The study has been published in MedRxiv and about fifteen scientists from the prestigious New York hospital have participated in it, among them the director of the research, the Spanish pathologist Carlos Cordón-Cardó.

The research was carried out on 1,343 candidates who had passed or thought they had passed the disease. “People with confirmed or suspected SARS-CoV-2 infection were examined by PCR to detect the presence of the viral genome and by an enzyme-linked immunosorbent assay to detect the presence of antibodies against the SARS-CoV-2 spike,” the study explains.

The result was that all but three confirmed SARS-CoV-2 patients, 624 people, “seroconverted when infected with SARS-CoV-2, while only 37.4% of the suspected SARS-CoV-2 patients seroconverted.
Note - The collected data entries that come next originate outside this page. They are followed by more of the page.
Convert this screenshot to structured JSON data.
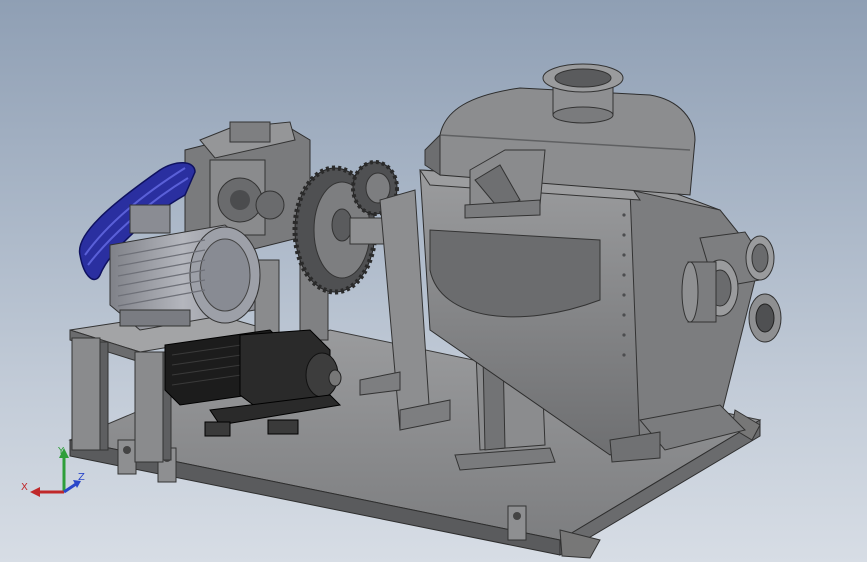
{
  "viewport": {
    "background_top": "#8f9fb4",
    "background_bottom": "#d7dde5"
  },
  "model": {
    "frame_color": "#8a8b8d",
    "shade_color": "#5f6062",
    "motor_color": "#9a9ca2",
    "belt_color": "#2a2fa0",
    "gearmotor_color": "#1c1c1c"
  },
  "triad": {
    "x_label": "X",
    "y_label": "Y",
    "z_label": "Z",
    "x_color": "#c0282a",
    "y_color": "#2e9e3a",
    "z_color": "#2b47c9"
  }
}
Data from the first group, those confirmed with the virus, mean that 98% generated antibodies, although it is not yet known how long. In any case, “PCR positivity was detected up to 28 days after symptom resolution”.

The scientists at Mount Sinai Hospital have thus concluded that “the vast majority of patients confirmed with COVID19 seroconvert, potentially providing immunity to re-infection”.